Main steps of the code:
-Extracting entities "Medicine,MedicalCondition,Pathogen" and their corresponding start and end positions within the example's content. -Adding the extracted entities to sets "medicine,medicalCondition,pathogen" and then building the train_data consisting of the example's "content" and the extracted entities.
-In RulerModel class we define a named entity recognition model. Generate_patterns: generates a list of patterns to be used by the entity ruler. Add_patterns_into_ruler: Adds the generated patterns to the entity ruler.
-Generate_dataset class takes in a ruler_model as input and generates a dataset for training a named entity recognition model. Find_entity_types: Uses ruler_model to return the entities present in the input text, along with their start and end positions and labels. Assign_labels_to_documents: Takes in a dataset of texts, applies the find_entity_types on each text, assigns the entities found to the corresponding text.
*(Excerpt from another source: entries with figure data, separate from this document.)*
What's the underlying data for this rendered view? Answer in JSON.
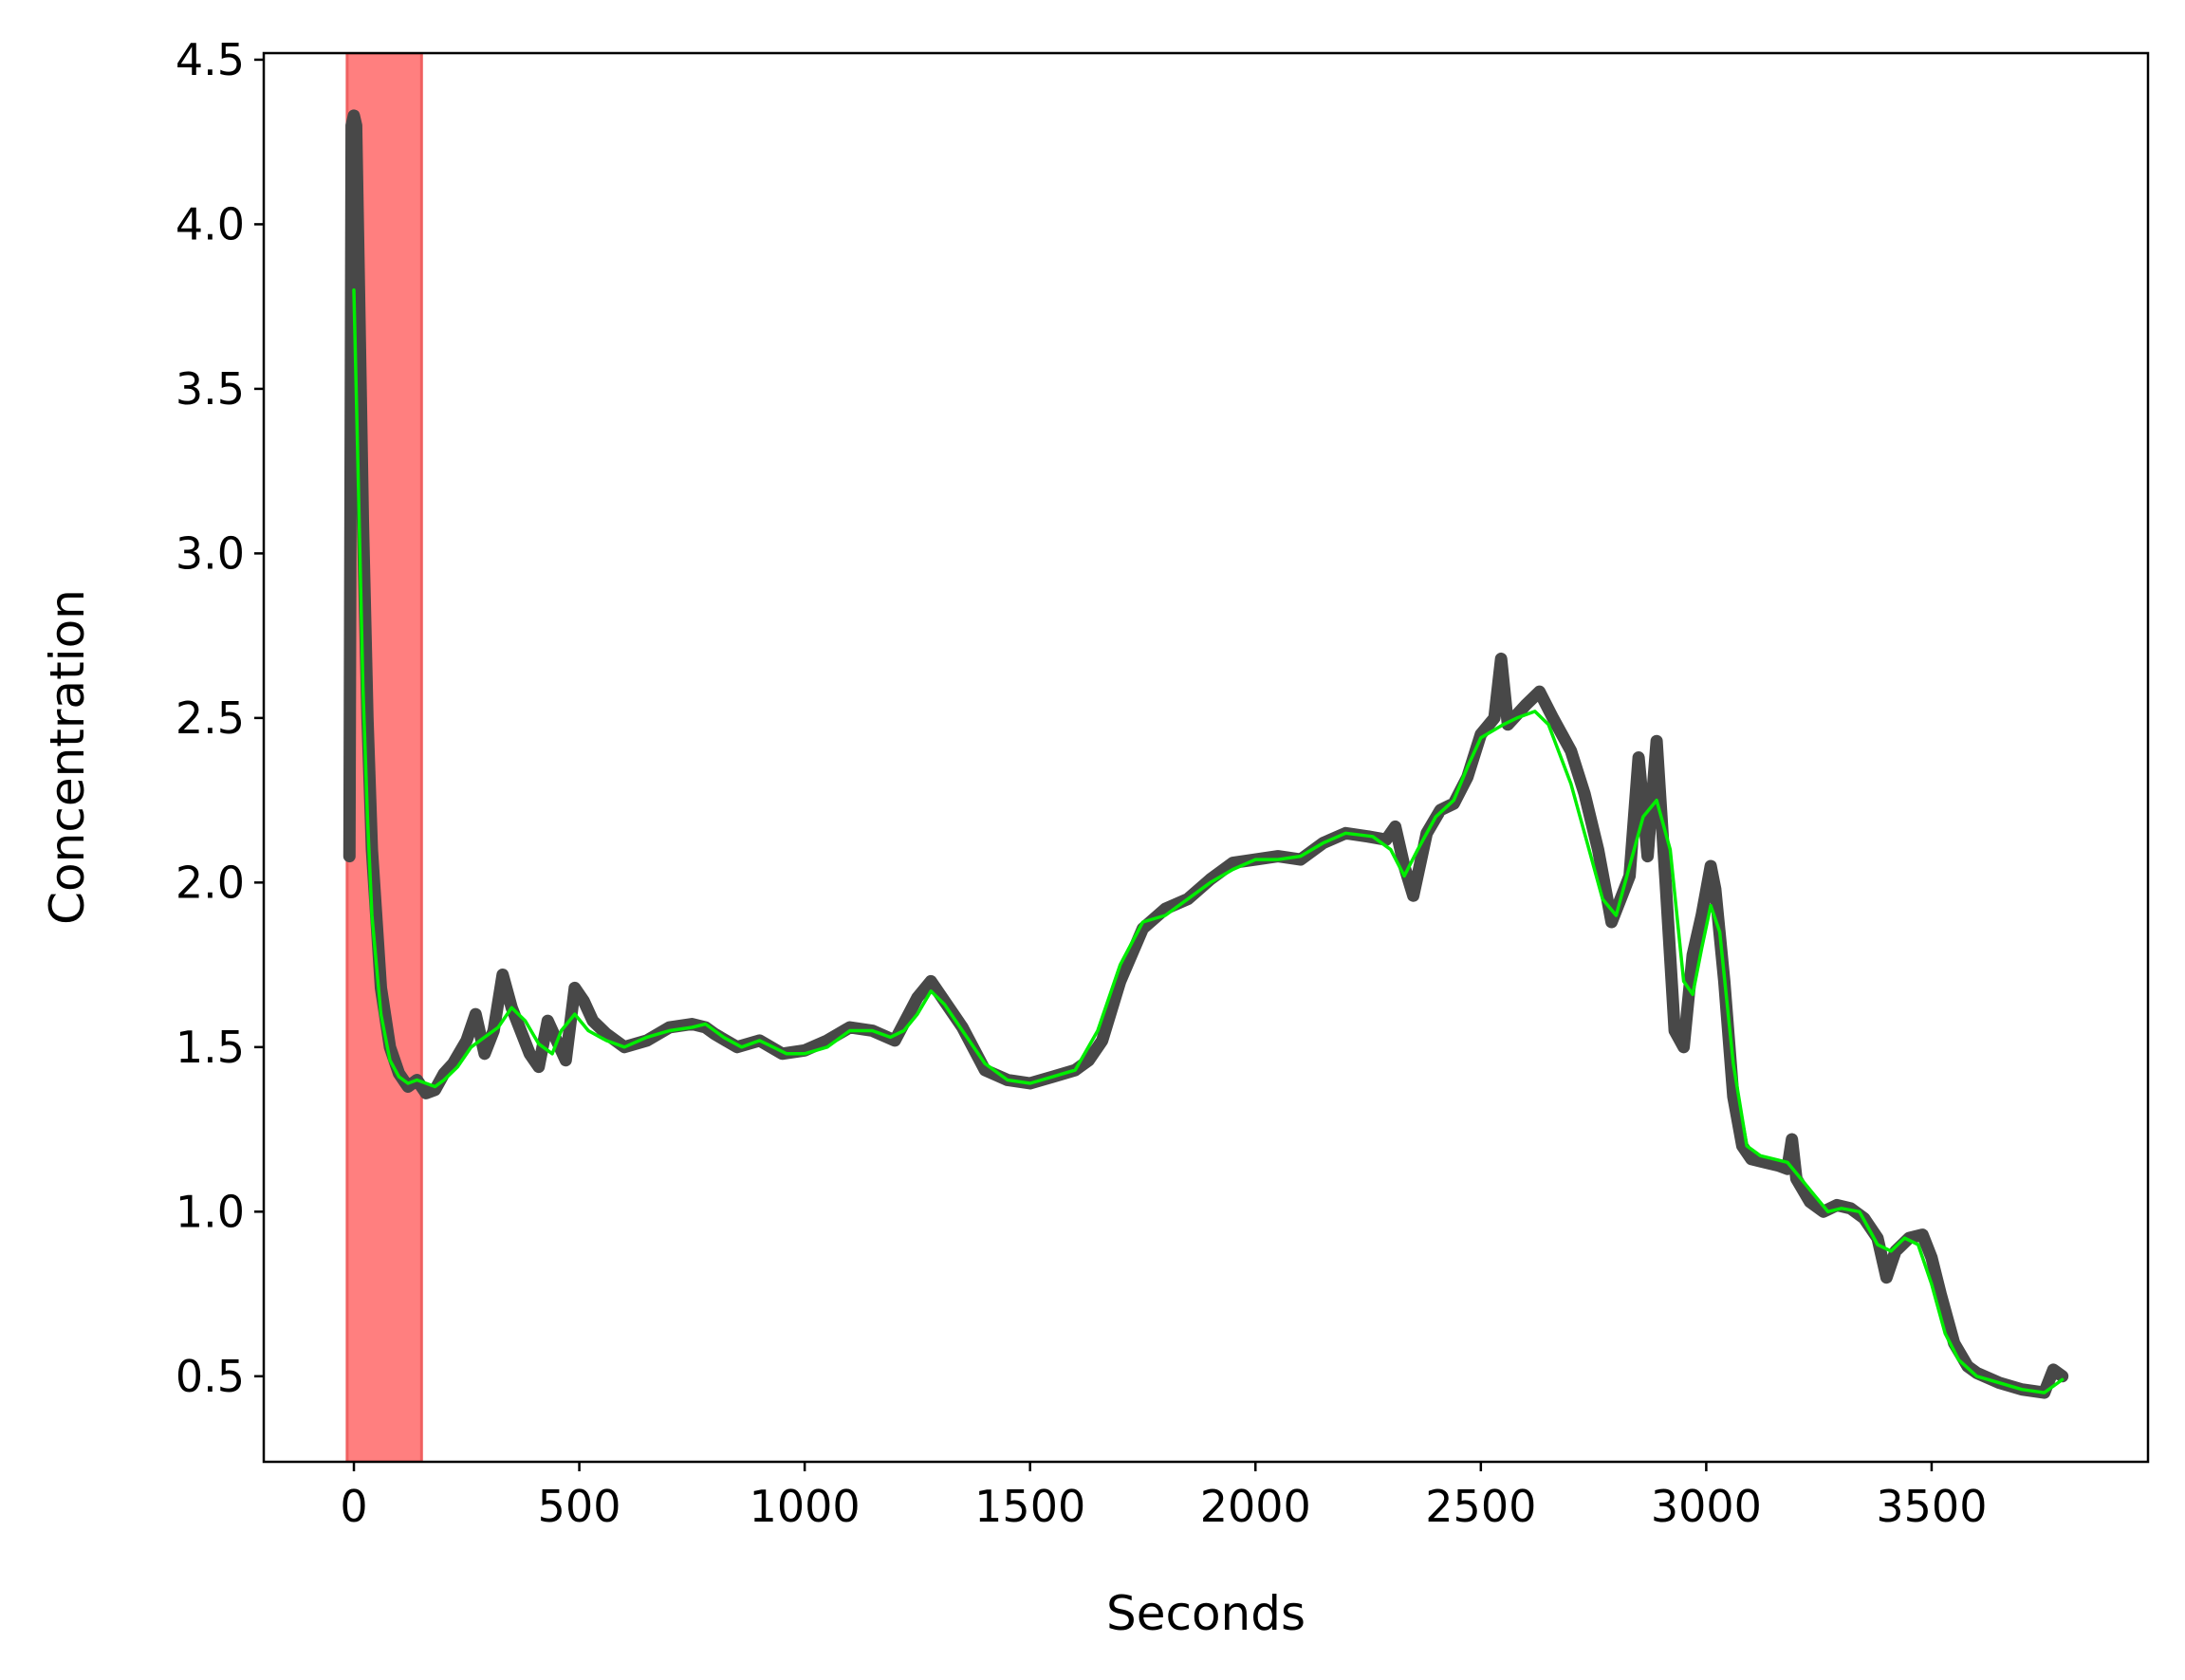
{
  "chart_data": {
    "type": "line",
    "title": "",
    "xlabel": "Seconds",
    "ylabel": "Concentration",
    "xlim": [
      -200,
      3980
    ],
    "ylim": [
      0.24,
      4.52
    ],
    "grid": false,
    "legend": "none",
    "x_ticks": [
      0,
      500,
      1000,
      1500,
      2000,
      2500,
      3000,
      3500
    ],
    "x_tick_labels": [
      "0",
      "500",
      "1000",
      "1500",
      "2000",
      "2500",
      "3000",
      "3500"
    ],
    "y_ticks": [
      0.5,
      1.0,
      1.5,
      2.0,
      2.5,
      3.0,
      3.5,
      4.0,
      4.5
    ],
    "y_tick_labels": [
      "0.5",
      "1.0",
      "1.5",
      "2.0",
      "2.5",
      "3.0",
      "3.5",
      "4.0",
      "4.5"
    ],
    "shaded_span": {
      "x_start": -15,
      "x_end": 150,
      "color": "#ff7f7f"
    },
    "series": [
      {
        "color": "#484848",
        "style": "thick-noisy",
        "x": [
          -10,
          -5,
          0,
          5,
          10,
          20,
          30,
          40,
          60,
          80,
          100,
          120,
          140,
          160,
          180,
          200,
          220,
          250,
          270,
          290,
          310,
          330,
          350,
          370,
          390,
          410,
          430,
          450,
          470,
          490,
          510,
          530,
          560,
          600,
          650,
          700,
          750,
          780,
          800,
          850,
          900,
          950,
          1000,
          1050,
          1100,
          1150,
          1200,
          1250,
          1280,
          1300,
          1350,
          1400,
          1450,
          1500,
          1550,
          1600,
          1630,
          1660,
          1700,
          1750,
          1800,
          1850,
          1900,
          1950,
          2000,
          2050,
          2100,
          2150,
          2200,
          2250,
          2290,
          2310,
          2330,
          2350,
          2380,
          2410,
          2440,
          2470,
          2500,
          2530,
          2545,
          2560,
          2600,
          2630,
          2660,
          2700,
          2730,
          2760,
          2790,
          2810,
          2830,
          2850,
          2870,
          2890,
          2910,
          2930,
          2950,
          2970,
          2990,
          3010,
          3020,
          3040,
          3060,
          3080,
          3100,
          3130,
          3160,
          3180,
          3190,
          3200,
          3230,
          3260,
          3290,
          3320,
          3350,
          3380,
          3400,
          3420,
          3450,
          3480,
          3500,
          3520,
          3550,
          3580,
          3600,
          3650,
          3700,
          3750,
          3770,
          3790
        ],
        "y": [
          2.08,
          4.3,
          4.33,
          4.3,
          3.9,
          3.1,
          2.5,
          2.1,
          1.68,
          1.5,
          1.42,
          1.38,
          1.4,
          1.36,
          1.37,
          1.42,
          1.45,
          1.52,
          1.6,
          1.48,
          1.55,
          1.72,
          1.62,
          1.55,
          1.48,
          1.44,
          1.58,
          1.52,
          1.46,
          1.68,
          1.64,
          1.58,
          1.54,
          1.5,
          1.52,
          1.56,
          1.57,
          1.56,
          1.54,
          1.5,
          1.52,
          1.48,
          1.49,
          1.52,
          1.56,
          1.55,
          1.52,
          1.65,
          1.7,
          1.66,
          1.56,
          1.43,
          1.4,
          1.39,
          1.41,
          1.43,
          1.46,
          1.52,
          1.7,
          1.86,
          1.92,
          1.95,
          2.01,
          2.06,
          2.07,
          2.08,
          2.07,
          2.12,
          2.15,
          2.14,
          2.13,
          2.17,
          2.05,
          1.96,
          2.15,
          2.22,
          2.24,
          2.32,
          2.45,
          2.5,
          2.68,
          2.48,
          2.54,
          2.58,
          2.5,
          2.4,
          2.27,
          2.1,
          1.88,
          1.95,
          2.02,
          2.38,
          2.08,
          2.43,
          2.0,
          1.55,
          1.5,
          1.78,
          1.9,
          2.05,
          1.98,
          1.7,
          1.35,
          1.2,
          1.16,
          1.15,
          1.14,
          1.13,
          1.22,
          1.1,
          1.03,
          1.0,
          1.02,
          1.01,
          0.98,
          0.92,
          0.8,
          0.88,
          0.92,
          0.93,
          0.86,
          0.75,
          0.6,
          0.53,
          0.51,
          0.48,
          0.46,
          0.45,
          0.52,
          0.5
        ]
      },
      {
        "color": "#00ee00",
        "style": "smooth",
        "x": [
          0,
          10,
          20,
          30,
          40,
          60,
          80,
          100,
          120,
          140,
          160,
          180,
          200,
          230,
          260,
          290,
          320,
          350,
          380,
          410,
          440,
          460,
          490,
          520,
          560,
          600,
          650,
          700,
          750,
          780,
          820,
          860,
          900,
          930,
          960,
          1000,
          1050,
          1100,
          1150,
          1190,
          1220,
          1250,
          1280,
          1310,
          1350,
          1400,
          1450,
          1500,
          1550,
          1600,
          1650,
          1700,
          1750,
          1800,
          1850,
          1900,
          1950,
          2000,
          2050,
          2100,
          2150,
          2200,
          2260,
          2300,
          2330,
          2360,
          2400,
          2440,
          2470,
          2500,
          2550,
          2580,
          2620,
          2650,
          2700,
          2740,
          2770,
          2800,
          2830,
          2860,
          2890,
          2920,
          2950,
          2970,
          2990,
          3010,
          3030,
          3060,
          3090,
          3120,
          3150,
          3180,
          3210,
          3240,
          3270,
          3300,
          3340,
          3380,
          3410,
          3440,
          3470,
          3500,
          3530,
          3560,
          3600,
          3650,
          3700,
          3750,
          3790
        ],
        "y": [
          3.8,
          3.2,
          2.6,
          2.2,
          1.9,
          1.6,
          1.46,
          1.41,
          1.39,
          1.4,
          1.39,
          1.38,
          1.4,
          1.44,
          1.5,
          1.53,
          1.56,
          1.62,
          1.58,
          1.51,
          1.48,
          1.55,
          1.6,
          1.55,
          1.52,
          1.5,
          1.53,
          1.55,
          1.56,
          1.57,
          1.53,
          1.5,
          1.52,
          1.5,
          1.48,
          1.48,
          1.5,
          1.55,
          1.55,
          1.53,
          1.55,
          1.6,
          1.67,
          1.63,
          1.55,
          1.45,
          1.4,
          1.39,
          1.41,
          1.43,
          1.55,
          1.75,
          1.88,
          1.9,
          1.95,
          2.0,
          2.04,
          2.07,
          2.07,
          2.08,
          2.12,
          2.15,
          2.14,
          2.1,
          2.02,
          2.1,
          2.2,
          2.25,
          2.35,
          2.44,
          2.48,
          2.5,
          2.52,
          2.48,
          2.3,
          2.1,
          1.95,
          1.9,
          2.05,
          2.2,
          2.25,
          2.1,
          1.7,
          1.66,
          1.8,
          1.93,
          1.85,
          1.45,
          1.2,
          1.17,
          1.16,
          1.15,
          1.1,
          1.05,
          1.0,
          1.01,
          1.0,
          0.9,
          0.88,
          0.92,
          0.9,
          0.78,
          0.63,
          0.55,
          0.5,
          0.48,
          0.46,
          0.45,
          0.49
        ]
      }
    ]
  }
}
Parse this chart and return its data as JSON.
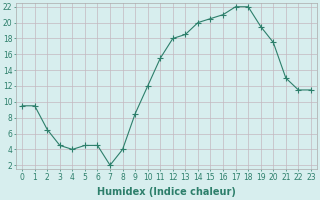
{
  "x": [
    0,
    1,
    2,
    3,
    4,
    5,
    6,
    7,
    8,
    9,
    10,
    11,
    12,
    13,
    14,
    15,
    16,
    17,
    18,
    19,
    20,
    21,
    22,
    23
  ],
  "y": [
    9.5,
    9.5,
    6.5,
    4.5,
    4,
    4.5,
    4.5,
    2,
    4,
    8.5,
    12,
    15.5,
    18,
    18.5,
    20,
    20.5,
    21,
    22,
    22,
    19.5,
    17.5,
    13,
    11.5,
    11.5
  ],
  "line_color": "#2d7f6b",
  "marker_color": "#2d7f6b",
  "bg_color": "#d7eeee",
  "grid_color": "#c8d8d8",
  "xlabel": "Humidex (Indice chaleur)",
  "ylim": [
    1.5,
    22.5
  ],
  "xlim": [
    -0.5,
    23.5
  ],
  "yticks": [
    2,
    4,
    6,
    8,
    10,
    12,
    14,
    16,
    18,
    20,
    22
  ],
  "xticks": [
    0,
    1,
    2,
    3,
    4,
    5,
    6,
    7,
    8,
    9,
    10,
    11,
    12,
    13,
    14,
    15,
    16,
    17,
    18,
    19,
    20,
    21,
    22,
    23
  ],
  "font_size": 5.5,
  "label_font_size": 7,
  "line_width": 0.8,
  "marker_size": 2.0
}
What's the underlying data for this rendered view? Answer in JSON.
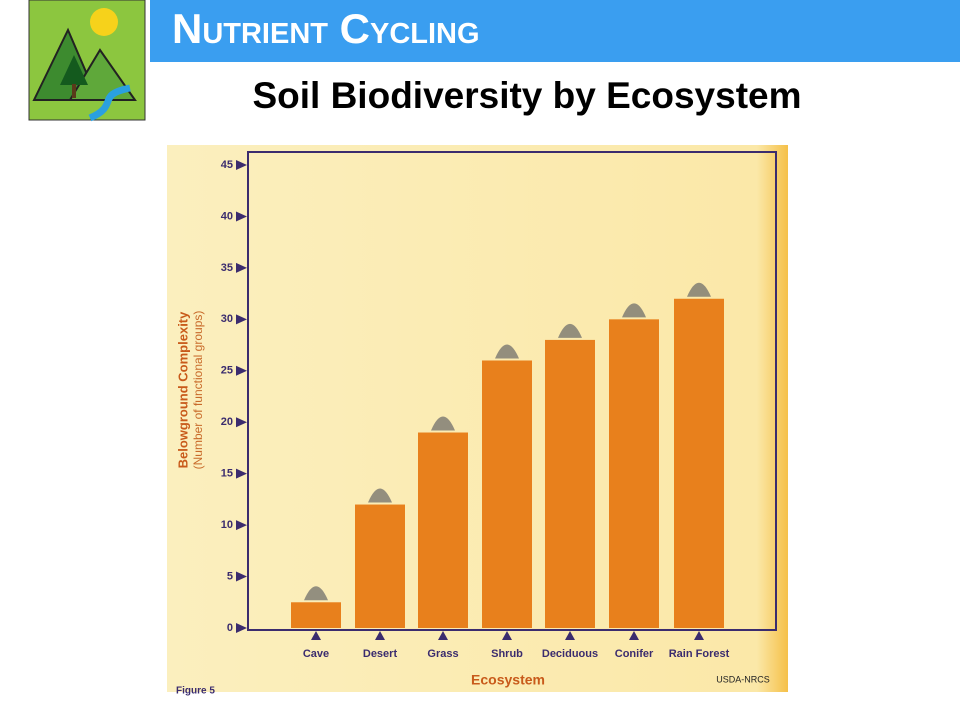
{
  "header": {
    "title": "Nutrient Cycling"
  },
  "chart_data": {
    "type": "bar",
    "title": "Soil Biodiversity by Ecosystem",
    "y_label": "Belowground Complexity",
    "y_sublabel": "(Number of functional groups)",
    "x_label": "Ecosystem",
    "categories": [
      "Cave",
      "Desert",
      "Grass",
      "Shrub",
      "Deciduous",
      "Conifer",
      "Rain Forest"
    ],
    "values": [
      2.5,
      12,
      19,
      26,
      28,
      30,
      32
    ],
    "color": "#e8801c",
    "ylim": [
      0,
      45
    ],
    "yticks": [
      0,
      5,
      10,
      15,
      20,
      25,
      30,
      35,
      40,
      45
    ],
    "figure_label": "Figure 5",
    "credit": "USDA-NRCS"
  }
}
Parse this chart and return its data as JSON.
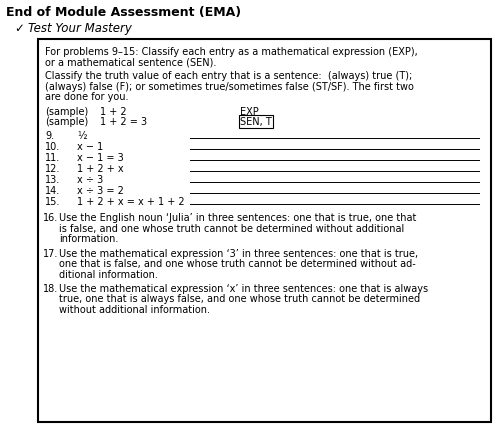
{
  "title": "End of Module Assessment (EMA)",
  "subtitle": "Test Your Mastery",
  "bg_color": "#ffffff",
  "box_bg": "#ffffff",
  "box_border": "#000000",
  "title_color": "#000000",
  "text_color": "#000000",
  "problems": [
    {
      "num": "9.",
      "expr": "½"
    },
    {
      "num": "10.",
      "expr": "x − 1"
    },
    {
      "num": "11.",
      "expr": "x − 1 = 3"
    },
    {
      "num": "12.",
      "expr": "1 + 2 + x"
    },
    {
      "num": "13.",
      "expr": "x ÷ 3"
    },
    {
      "num": "14.",
      "expr": "x ÷ 3 = 2"
    },
    {
      "num": "15.",
      "expr": "1 + 2 + x = x + 1 + 2"
    }
  ],
  "long_problems": [
    {
      "num": "16.",
      "lines": [
        "Use the English noun ‘Julia’ in three sentences: one that is true, one that",
        "is false, and one whose truth cannot be determined without additional",
        "information."
      ]
    },
    {
      "num": "17.",
      "lines": [
        "Use the mathematical expression ‘3’ in three sentences: one that is true,",
        "one that is false, and one whose truth cannot be determined without ad-",
        "ditional information."
      ]
    },
    {
      "num": "18.",
      "lines": [
        "Use the mathematical expression ‘x’ in three sentences: one that is always",
        "true, one that is always false, and one whose truth cannot be determined",
        "without additional information."
      ]
    }
  ]
}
-NERModel class generates and trains a named entity recognition model using spaCy. It takes in an optional input of number of iterations to train the model. init : Initializes the model, sets the number of iterations, generates an empty spaCy model, adds a NER and a transformer pipeline. add_pipe: Adds a new pipeline to the model, and appends the name of the pipeline to the pipe_name list. remove_pipe: Removes a pipeline from the model, and remove the name of the pipeline from the pipe_names list. fit: Takes in train data and uses it to train the model. It starts by adding the entities present in the train data to the NER pipeline. It then disables all other pipelines, initializes the transformer pipeline with the train examples, and sets the optimizer. -accuracy_score: Takes in a validation data and uses it to calculate the accuracy of the model.It uses a Scorer object to calculate the accuracy.
-Extend_model function first assigns the ruler_model to the ner_model of the train object. It then builds a new my_entity_ruler component for the spaCy language pipeline using ruler_component function which applies the entity_ruler from the ruler_model to the input doc. It then adds the items from the passed in entity_type sets to the vocabulary of the train object's model.
This function is used to add additional entities to the exisitng model, by setting a new pipeline and adding it to the model before the NER pipeline. With this the model can recognize additional entities from the passed in sets and improve its performance on the extended dataset.